Guide

GMT vs UTC: What’s the Difference?

GMT and UTC are often treated as if they mean the same thing, but they are not identical. If you schedule meetings, work across time zones, or read international timestamps, understanding the difference helps you avoid ambiguity and communicate more clearly.

Quick answer

GMT stands for Greenwich Mean Time and started as a time standard tied to mean solar time at Greenwich. UTC stands for Coordinated Universal Time and is the modern global reference used in aviation, software, international business, and timekeeping systems. In everyday scheduling, GMT and UTC may point to the same clock time in some contexts, but UTC is usually the clearer term for modern tools and timestamps.

Why people confuse GMT and UTC

Both terms are associated with the zero-offset reference for global time. Many apps, calendars, and users use them interchangeably in casual conversation. The confusion becomes more obvious when daylight saving time, legal time zones, or machine-readable timestamps are involved.

When to use UTC instead of GMT

Use UTC in product interfaces, event pages, APIs, and distributed team documentation because it is precise and internationally standardized. Use UTC when you want to reduce confusion across regions that observe daylight saving time. Use GMT only when you are referring to the historical standard or to a region that labels local civil time that way in winter.

Practical scheduling examples

A meeting invitation written as 15:00 UTC is clearer than 3 PM GMT for global teams. When a team spans London, New York, and Singapore, UTC gives everyone a neutral anchor point for conversion. In tools like WorldTimely, UTC-based references make recurring coordination easier when local clocks change.

FAQ

Is GMT the same as UTC?

Not exactly. They can match the same clock time in some cases, but UTC is the modern international time standard and is generally more precise for global coordination.

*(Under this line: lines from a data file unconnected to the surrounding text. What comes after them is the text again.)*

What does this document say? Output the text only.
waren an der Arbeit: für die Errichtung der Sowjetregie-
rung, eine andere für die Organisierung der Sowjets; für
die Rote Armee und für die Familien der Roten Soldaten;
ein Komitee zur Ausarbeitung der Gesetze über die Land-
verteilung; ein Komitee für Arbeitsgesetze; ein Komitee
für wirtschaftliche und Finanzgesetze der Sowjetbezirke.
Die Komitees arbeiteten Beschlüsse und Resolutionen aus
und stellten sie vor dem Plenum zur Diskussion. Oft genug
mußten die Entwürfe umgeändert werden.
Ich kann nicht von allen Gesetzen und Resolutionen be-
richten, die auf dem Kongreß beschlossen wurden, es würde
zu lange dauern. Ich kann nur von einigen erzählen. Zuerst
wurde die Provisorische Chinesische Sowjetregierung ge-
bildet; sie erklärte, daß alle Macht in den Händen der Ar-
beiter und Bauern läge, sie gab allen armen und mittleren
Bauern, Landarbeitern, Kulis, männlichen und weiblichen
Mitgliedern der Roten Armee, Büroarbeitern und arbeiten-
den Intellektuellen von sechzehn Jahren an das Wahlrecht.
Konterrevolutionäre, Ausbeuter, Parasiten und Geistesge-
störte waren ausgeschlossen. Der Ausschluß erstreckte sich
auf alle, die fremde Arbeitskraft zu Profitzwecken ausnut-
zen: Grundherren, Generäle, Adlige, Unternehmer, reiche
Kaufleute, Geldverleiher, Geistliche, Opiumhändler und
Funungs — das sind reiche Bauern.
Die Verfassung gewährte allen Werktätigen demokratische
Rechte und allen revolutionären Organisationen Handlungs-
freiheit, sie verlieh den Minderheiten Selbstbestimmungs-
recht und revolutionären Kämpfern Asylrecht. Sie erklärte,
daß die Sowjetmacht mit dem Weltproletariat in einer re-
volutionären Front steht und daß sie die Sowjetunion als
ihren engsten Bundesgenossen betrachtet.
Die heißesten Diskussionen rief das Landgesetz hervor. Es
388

Why do websites and software prefer UTC?

Because UTC is the standard reference used in computing, APIs, aviation, and international scheduling. It is clearer and less tied to local naming conventions.

Should I write GMT or UTC in a meeting invite?

UTC is usually the better choice, especially when people in multiple countries will read the invite.

Does London use GMT all year?

No. London uses GMT in winter and British Summer Time in summer, which is one reason GMT can create confusion in scheduling.